The housing units are being created by People Assisting the Homeless (PATH), an L.A.-based homeless service provider that also operates a shelter, housing and outreach in San Diego. The ground floor will have a new medical clinic for Family Health Centers of San Diego, with two levels of underground parking below the clinic and two parking levels above it. The five stories of housing units are being built above the clinic and garage.

While supply chain shortages and other issues have caused a delay — the project was expected to open this month — the modular housing project still is expected to have shaved about a year off the time it would have taken with conventional construction.

On Monday, San Diego City Councilmember Sean Elo-Rivera and PATH CEO Jennifer Hark Dietz donned hard hats and visited the construction site.

“I’m supportive of the model,” Elo-Rivera said. “I think we need to do more of this.”

El Cerrito 6

Elo-Rivera said innovative ideas should be explored, but too often they are abandoned because they are not considered perfect.

“This is why we’re at where we’re at,” he said about the housing shortage. “We’ve waited too long for a panacea or a silver bullet. It’s not coming.”

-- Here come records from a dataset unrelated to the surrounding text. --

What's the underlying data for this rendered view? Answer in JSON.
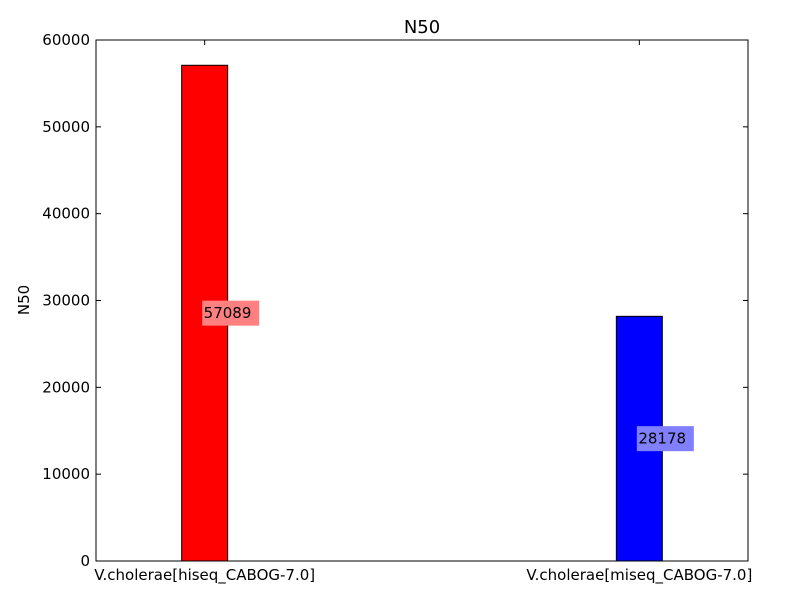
{
  "chart_data": {
    "type": "bar",
    "title": "N50",
    "xlabel": "",
    "ylabel": "N50",
    "categories": [
      "V.cholerae[hiseq_CABOG-7.0]",
      "V.cholerae[miseq_CABOG-7.0]"
    ],
    "values": [
      57089,
      28178
    ],
    "data_labels": [
      "57089",
      "28178"
    ],
    "bar_colors": [
      "#ff0000",
      "#0000ff"
    ],
    "label_box_colors": [
      "#ff8080",
      "#8080ff"
    ],
    "ylim": [
      0,
      60000
    ],
    "yticks": [
      0,
      10000,
      20000,
      30000,
      40000,
      50000,
      60000
    ],
    "ytick_labels": [
      "0",
      "10000",
      "20000",
      "30000",
      "40000",
      "50000",
      "60000"
    ],
    "grid": false,
    "legend": "none"
  }
}
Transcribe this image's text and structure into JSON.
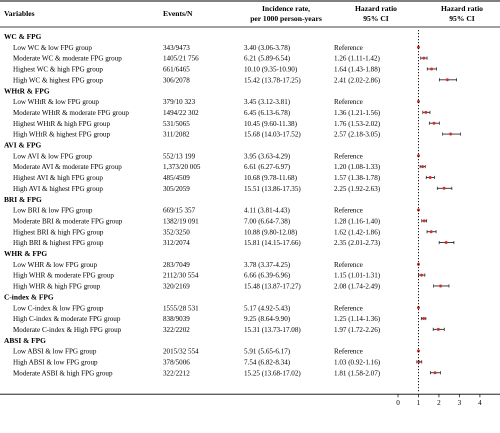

The project’s total cost of $23.3 million comes to $568,000 for each unit. In an interview with The San Diego Union-Tribune in May, PATH deputy chief housing officer Anthony Bahamondes said there is a misconception that modular housing can be less expensive than traditional construction because the containers themselves only cost about $32,000 to convert.

But then there are costs for delivery, labor, utilities and other expenses that drive up the final amount, he said.

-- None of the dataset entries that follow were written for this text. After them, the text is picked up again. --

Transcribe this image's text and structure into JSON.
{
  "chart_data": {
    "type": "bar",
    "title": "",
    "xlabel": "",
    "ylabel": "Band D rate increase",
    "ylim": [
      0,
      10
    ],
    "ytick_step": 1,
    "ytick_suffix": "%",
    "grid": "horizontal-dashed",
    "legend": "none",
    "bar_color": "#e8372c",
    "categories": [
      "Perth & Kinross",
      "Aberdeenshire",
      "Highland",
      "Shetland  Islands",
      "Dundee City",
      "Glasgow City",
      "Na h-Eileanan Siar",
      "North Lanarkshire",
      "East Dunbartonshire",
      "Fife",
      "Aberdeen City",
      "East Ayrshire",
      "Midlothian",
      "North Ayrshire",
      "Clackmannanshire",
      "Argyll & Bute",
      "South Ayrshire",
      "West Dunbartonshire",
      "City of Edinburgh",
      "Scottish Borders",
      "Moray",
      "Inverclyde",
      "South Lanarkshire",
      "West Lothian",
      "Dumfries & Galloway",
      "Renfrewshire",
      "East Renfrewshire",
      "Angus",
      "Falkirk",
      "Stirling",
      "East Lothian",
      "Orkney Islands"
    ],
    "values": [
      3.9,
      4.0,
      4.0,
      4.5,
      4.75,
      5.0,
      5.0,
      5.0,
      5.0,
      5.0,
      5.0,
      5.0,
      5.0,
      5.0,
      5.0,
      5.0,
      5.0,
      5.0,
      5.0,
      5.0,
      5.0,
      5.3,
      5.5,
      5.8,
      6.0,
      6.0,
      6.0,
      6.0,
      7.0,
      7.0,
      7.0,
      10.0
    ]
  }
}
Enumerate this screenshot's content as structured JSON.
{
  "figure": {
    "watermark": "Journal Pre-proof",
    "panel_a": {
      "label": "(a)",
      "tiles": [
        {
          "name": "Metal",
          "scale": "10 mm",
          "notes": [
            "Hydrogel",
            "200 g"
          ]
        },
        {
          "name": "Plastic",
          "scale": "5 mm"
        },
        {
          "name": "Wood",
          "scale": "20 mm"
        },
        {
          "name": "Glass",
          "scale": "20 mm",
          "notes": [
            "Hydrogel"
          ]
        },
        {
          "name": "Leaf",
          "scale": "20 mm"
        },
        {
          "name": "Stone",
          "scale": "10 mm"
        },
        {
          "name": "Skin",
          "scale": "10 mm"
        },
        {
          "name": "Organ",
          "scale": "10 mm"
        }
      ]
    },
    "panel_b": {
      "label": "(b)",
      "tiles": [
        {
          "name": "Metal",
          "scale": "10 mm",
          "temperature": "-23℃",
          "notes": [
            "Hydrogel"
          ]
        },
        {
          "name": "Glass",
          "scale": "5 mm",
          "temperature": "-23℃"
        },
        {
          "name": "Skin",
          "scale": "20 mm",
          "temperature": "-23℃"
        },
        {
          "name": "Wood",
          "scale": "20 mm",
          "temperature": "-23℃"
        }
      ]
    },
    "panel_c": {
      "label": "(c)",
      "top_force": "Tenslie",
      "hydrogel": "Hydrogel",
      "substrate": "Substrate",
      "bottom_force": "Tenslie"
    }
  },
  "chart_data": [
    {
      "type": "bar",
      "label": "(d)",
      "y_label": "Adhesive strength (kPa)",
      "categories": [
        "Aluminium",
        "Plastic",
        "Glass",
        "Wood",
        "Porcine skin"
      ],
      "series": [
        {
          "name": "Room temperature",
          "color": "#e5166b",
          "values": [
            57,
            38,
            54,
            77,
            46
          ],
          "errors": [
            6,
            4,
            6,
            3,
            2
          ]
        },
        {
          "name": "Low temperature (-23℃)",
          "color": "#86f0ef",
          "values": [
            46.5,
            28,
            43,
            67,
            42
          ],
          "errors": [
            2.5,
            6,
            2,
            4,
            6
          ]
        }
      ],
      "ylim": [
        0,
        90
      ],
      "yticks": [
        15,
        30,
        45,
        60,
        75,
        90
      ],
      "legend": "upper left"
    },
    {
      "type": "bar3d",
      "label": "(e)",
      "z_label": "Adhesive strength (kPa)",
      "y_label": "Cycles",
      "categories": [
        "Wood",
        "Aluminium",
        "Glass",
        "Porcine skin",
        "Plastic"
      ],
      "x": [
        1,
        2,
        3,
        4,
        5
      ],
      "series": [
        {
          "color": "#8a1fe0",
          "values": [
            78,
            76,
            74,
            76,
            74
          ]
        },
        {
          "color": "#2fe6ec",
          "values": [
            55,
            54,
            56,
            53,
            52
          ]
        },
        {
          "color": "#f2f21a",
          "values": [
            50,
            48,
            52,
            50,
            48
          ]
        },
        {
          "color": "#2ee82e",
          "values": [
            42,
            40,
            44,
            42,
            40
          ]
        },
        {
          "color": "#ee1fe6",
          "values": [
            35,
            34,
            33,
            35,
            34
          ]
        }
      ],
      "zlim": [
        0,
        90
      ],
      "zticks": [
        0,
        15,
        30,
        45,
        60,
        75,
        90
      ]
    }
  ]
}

Elo-Rivera said he was hopeful the cost of modular housing could drop in the future as the relatively new business model develops.

The speed of construction is a trade-off for the high cost.

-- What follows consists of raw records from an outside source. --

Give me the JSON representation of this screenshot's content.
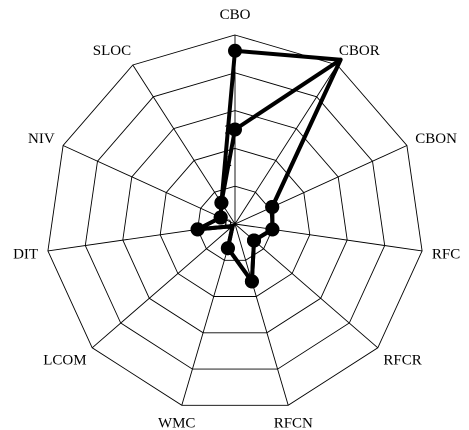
{
  "chart_data": {
    "type": "radar",
    "title": "",
    "axes": [
      "CBO",
      "CBOR",
      "CBON",
      "RFC",
      "RFCR",
      "RFCN",
      "WMC",
      "LCOM",
      "DIT",
      "NIV",
      "SLOC"
    ],
    "rlim": [
      0,
      6
    ],
    "ticks": [
      {
        "value": 0,
        "label": "0"
      },
      {
        "value": 2,
        "label": "2"
      },
      {
        "value": 3,
        "label": "3"
      }
    ],
    "grid": true,
    "series": [
      {
        "values": [
          5.5,
          6.2,
          1.3,
          1.2,
          0.8,
          1.9,
          0.8,
          0.1,
          1.2,
          0.5,
          0.8
        ],
        "line_color": "#000000",
        "marker_color": "#000000",
        "marker_indices": [
          0,
          2,
          3,
          4,
          5,
          6,
          8,
          9,
          10
        ]
      },
      {
        "values": [
          3.0,
          6.2,
          1.3,
          1.2,
          0.8,
          1.9,
          0.8,
          0.1,
          1.2,
          0.5,
          0.8
        ],
        "line_color": "#000000",
        "marker_color": "#000000",
        "marker_indices": [
          0,
          2,
          3,
          4,
          5,
          6,
          8,
          9,
          10
        ]
      }
    ]
  }
}
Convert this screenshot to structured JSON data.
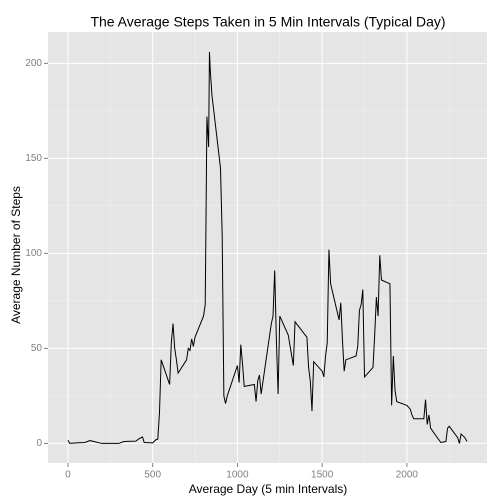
{
  "chart_data": {
    "type": "line",
    "title": "The Average Steps Taken in 5 Min Intervals (Typical Day)",
    "x_label": "Average Day (5 min Intervals)",
    "y_label": "Average Number of Steps",
    "color": "#000000",
    "x": [
      0,
      10,
      20,
      50,
      100,
      130,
      200,
      300,
      330,
      400,
      420,
      440,
      450,
      500,
      520,
      530,
      540,
      550,
      600,
      610,
      620,
      630,
      640,
      650,
      700,
      710,
      720,
      730,
      740,
      750,
      800,
      810,
      820,
      830,
      835,
      840,
      850,
      900,
      910,
      920,
      930,
      940,
      1000,
      1010,
      1020,
      1030,
      1040,
      1100,
      1110,
      1120,
      1130,
      1140,
      1200,
      1210,
      1220,
      1230,
      1240,
      1250,
      1300,
      1330,
      1340,
      1400,
      1410,
      1420,
      1430,
      1440,
      1450,
      1500,
      1510,
      1520,
      1530,
      1540,
      1550,
      1600,
      1610,
      1620,
      1630,
      1640,
      1700,
      1710,
      1720,
      1730,
      1740,
      1750,
      1800,
      1810,
      1820,
      1830,
      1840,
      1850,
      1900,
      1910,
      1920,
      1930,
      1940,
      2000,
      2010,
      2020,
      2030,
      2040,
      2100,
      2110,
      2120,
      2130,
      2140,
      2200,
      2230,
      2240,
      2250,
      2300,
      2310,
      2320,
      2330,
      2340,
      2355
    ],
    "values": [
      1.7,
      0.1,
      0.1,
      0.3,
      0.5,
      1.5,
      0,
      0,
      1,
      1.2,
      2.5,
      3.4,
      0.5,
      0.3,
      2,
      2.2,
      16,
      44,
      31,
      53,
      63,
      50,
      44,
      37,
      44,
      50,
      49,
      55,
      51,
      56,
      67,
      73,
      172,
      156,
      206,
      196,
      183,
      145,
      110,
      25,
      21,
      25,
      41,
      32,
      52,
      42,
      30,
      31,
      22,
      33,
      36,
      26,
      63,
      67,
      91,
      54,
      26,
      67,
      57,
      41,
      64,
      57,
      56,
      40,
      33,
      17,
      43,
      38,
      35,
      46,
      53,
      102,
      84,
      65,
      74,
      54,
      38,
      44,
      46,
      51,
      70,
      73,
      81,
      35,
      40,
      57,
      77,
      67,
      99,
      86,
      84,
      20,
      46,
      28,
      22,
      20,
      19,
      18,
      15,
      13,
      13,
      23,
      10,
      15,
      8,
      0.5,
      1,
      8,
      9,
      3,
      0,
      5,
      4,
      3.3,
      1.1
    ],
    "xlim": [
      -117.75,
      2472.75
    ],
    "xticks": [
      0,
      500,
      1000,
      1500,
      2000
    ],
    "xminor": [
      250,
      750,
      1250,
      1750,
      2250
    ],
    "ylim": [
      -10.3,
      216.5
    ],
    "yticks": [
      0,
      50,
      100,
      150,
      200
    ],
    "yminor": [
      25,
      75,
      125,
      175
    ],
    "grid": true
  }
}
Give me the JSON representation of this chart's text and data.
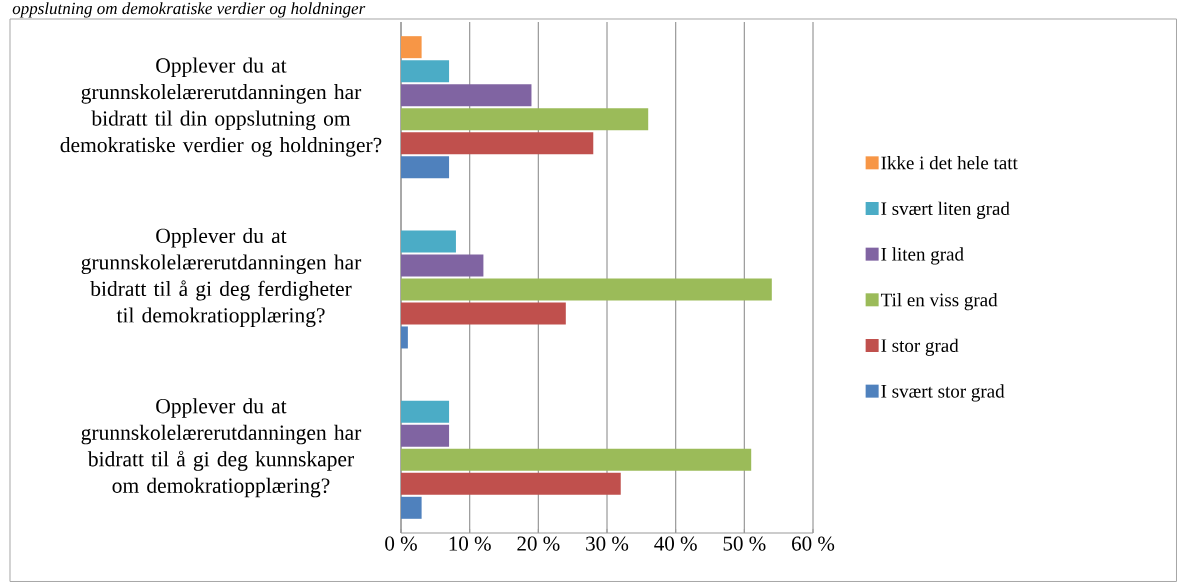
{
  "chart_data": {
    "type": "bar",
    "orientation": "horizontal",
    "title": "oppslutning om demokratiske verdier og holdninger",
    "categories": [
      "Opplever du at grunnskolelærerutdanningen har bidratt til din oppslutning om demokratiske verdier og holdninger?",
      "Opplever du at grunnskolelærerutdanningen har bidratt til å gi deg ferdigheter til demokratiopplæring?",
      "Opplever du at grunnskolelærerutdanningen har bidratt til å gi deg kunnskaper om demokratiopplæring?"
    ],
    "series": [
      {
        "name": "Ikke i det hele tatt",
        "color": "#f79646",
        "values": [
          3,
          0,
          0
        ]
      },
      {
        "name": "I svært liten grad",
        "color": "#4bacc6",
        "values": [
          7,
          8,
          7
        ]
      },
      {
        "name": "I liten grad",
        "color": "#8064a2",
        "values": [
          19,
          12,
          7
        ]
      },
      {
        "name": "Til en viss grad",
        "color": "#9bbb59",
        "values": [
          36,
          54,
          51
        ]
      },
      {
        "name": "I stor grad",
        "color": "#c0504d",
        "values": [
          28,
          24,
          32
        ]
      },
      {
        "name": "I svært stor grad",
        "color": "#4f81bd",
        "values": [
          7,
          1,
          3
        ]
      }
    ],
    "xlim": [
      0,
      60
    ],
    "xticks": [
      {
        "value": 0,
        "label": "0 %"
      },
      {
        "value": 10,
        "label": "10 %"
      },
      {
        "value": 20,
        "label": "20 %"
      },
      {
        "value": 30,
        "label": "30 %"
      },
      {
        "value": 40,
        "label": "40 %"
      },
      {
        "value": 50,
        "label": "50 %"
      },
      {
        "value": 60,
        "label": "60 %"
      }
    ],
    "grid": "x",
    "legend": "right"
  }
}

“By the time we would have been done with the concrete podium, we would have just started our stick framing,” said project manager Steve Kunkel. “Well, guess what? By the time we finished our concrete podium, they already had I’d say 60 percent of the phase one containers shipped, completely packaged and ready to ship.”

El Cerrito 4

As he spoke, a large crane lifted a container from the street and onto the foundation. As the shipping container is lowered, two men guided it down with ropes, slightly resembling a sailing crew working lines on a tall ship. Once on the ground, workers attach two containers to make a studio unit and three to make a one-bedroom.

Each container already is insulated, with drywall in the interior and cupboards, sinks, toilets, a bath and a closet already constructed.

“Basically, we build the box and put everything inside of it,” said Rich Rozycki, CEO of Crate Modular. “When the units get delivered to site, they’re about 90 or 95 percent complete. For the most part, there’s no reason for another trade person to go in and do any work.”

Rozycki said modular construction is becoming more popular because of a lack of labor, rising interest rates and a demand for more housing.

“You kind of have a perfect storm of folks looking to get these done in a more cost-effective manner, but at the end of the day they just want projects online quicker,” he said.